The problem is O’Brien trains horses for Coolmore and they are in the game of making stallions. When you have horses like The Gurkha, US Army Ranger and Idaho all scrabbling around for Group 1 victories you don’t want a filly like Minding stealing their opportunities.
Up till now the plan has been to keep her out of the way in races restricted to fillies and mares. That’s the same thing O’Brien has done in the past with fillies like Alexandrova, Peeping Fawn, Misty For Me, Lillie Langtry and Halfway To Heaven – none of whom ran against males.
But Minding is potentially better than any of those star females and to fulfil that potential she should be contesting races like the King George VI and Queen Elizabeth Stakes, the Irish Champion and the Prix de l’Arc de Triomphe. But her next step is expected to come in the Nassau Stakes, against females, which she should win easily.
More success to come
No matter how well she wins at Goodwood there is no suggestion of her taking on the boys before October. Because as long as her stablemates like Idaho, Deauville and US Army Ranger are chasing a first top-flight success there is no chance a five-time Group 1 winner like Minding will be allowed to take away their chance.
O’Brien waited until the Arc before putting Tapestry in against the boys in 2014 and that’s probably where Minding will get her first shot at the colts. It will be quite a step up considering the level of competition she has been facing, but she is quite a filly.
She won the 1,000 Guineas by daylight. In the Oaks she was shuffled back to last before charging home to win with authority. On Sunday she was up against her elders for the first time in the Pretty Polly and once again she scored with complete authority, posting a career best RPR of 122.
She has never had the opportunity to lay it all on the line off a strong pace, so we still don’t know how good she could be. She has already racked up one of the finest records from a filly in the last decade and considering O’Brien is eager to keep her in training next year there should be plenty more success to come.
Harzand below best
O’Brien hasn’t had the same degree of success with his colts this year.
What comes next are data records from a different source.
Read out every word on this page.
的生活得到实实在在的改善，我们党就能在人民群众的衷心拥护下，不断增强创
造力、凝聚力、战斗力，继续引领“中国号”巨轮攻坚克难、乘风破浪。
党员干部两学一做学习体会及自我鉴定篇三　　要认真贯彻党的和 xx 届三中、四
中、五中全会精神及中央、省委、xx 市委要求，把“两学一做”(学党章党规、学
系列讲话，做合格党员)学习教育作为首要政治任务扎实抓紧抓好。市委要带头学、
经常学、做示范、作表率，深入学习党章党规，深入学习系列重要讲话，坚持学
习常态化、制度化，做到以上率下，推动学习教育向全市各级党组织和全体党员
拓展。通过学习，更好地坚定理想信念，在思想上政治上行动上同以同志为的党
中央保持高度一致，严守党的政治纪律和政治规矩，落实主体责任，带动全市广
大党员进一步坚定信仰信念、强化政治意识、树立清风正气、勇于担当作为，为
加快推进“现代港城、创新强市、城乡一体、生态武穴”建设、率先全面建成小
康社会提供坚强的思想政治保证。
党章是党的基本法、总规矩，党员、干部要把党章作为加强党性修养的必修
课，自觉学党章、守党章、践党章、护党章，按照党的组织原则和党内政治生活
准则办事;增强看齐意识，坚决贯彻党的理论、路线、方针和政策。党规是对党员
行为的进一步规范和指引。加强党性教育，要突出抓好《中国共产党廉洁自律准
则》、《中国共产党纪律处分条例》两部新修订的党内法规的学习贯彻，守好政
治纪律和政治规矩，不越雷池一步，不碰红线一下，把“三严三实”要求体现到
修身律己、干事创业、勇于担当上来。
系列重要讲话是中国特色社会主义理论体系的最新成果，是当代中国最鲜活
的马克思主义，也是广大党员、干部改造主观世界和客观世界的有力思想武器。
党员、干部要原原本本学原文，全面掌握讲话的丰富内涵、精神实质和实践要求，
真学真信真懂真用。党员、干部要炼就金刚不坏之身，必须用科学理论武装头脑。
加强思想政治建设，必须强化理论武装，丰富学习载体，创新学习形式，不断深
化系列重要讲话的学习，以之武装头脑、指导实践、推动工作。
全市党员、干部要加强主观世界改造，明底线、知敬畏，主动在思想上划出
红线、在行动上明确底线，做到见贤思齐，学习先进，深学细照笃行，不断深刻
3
In fact, this was the first year since 2005 that he has failed to win either the Irish 2,000 Guineas or the Irish Derby.
Harzand came out best in the Irish Derby on Saturday, becoming the third horse in the last five years to secure the Derby-Irish Derby double after Australia and Camelot.
Dermot Weld was concerned that the Irish Derby may have come a week too soon for Harzand, who had a tough battle with US Army Ranger at Epsom and after slugging it out in another battle with a different Ballydoyle rival he could be set for a break.
Harzand ran below his Derby-winning best with an RPR of 121. The form simply wasn’t as strong as at Epsom, with six of his rivals getting a lot closer to him this time round.
He should be back in the autumn when he has had chance to recover from his classic wins and prepare for his big end-of-season target in the Arc. He could run in either the St Leger or Prix Niel en route and at his best he should win either race.
When it comes to the Arc he will have to improve on his Derby form to win, but there’s every chance he can dig out a few more pounds when he meets his elders for the first time. Especially under the favourable weight-for-age terms in France.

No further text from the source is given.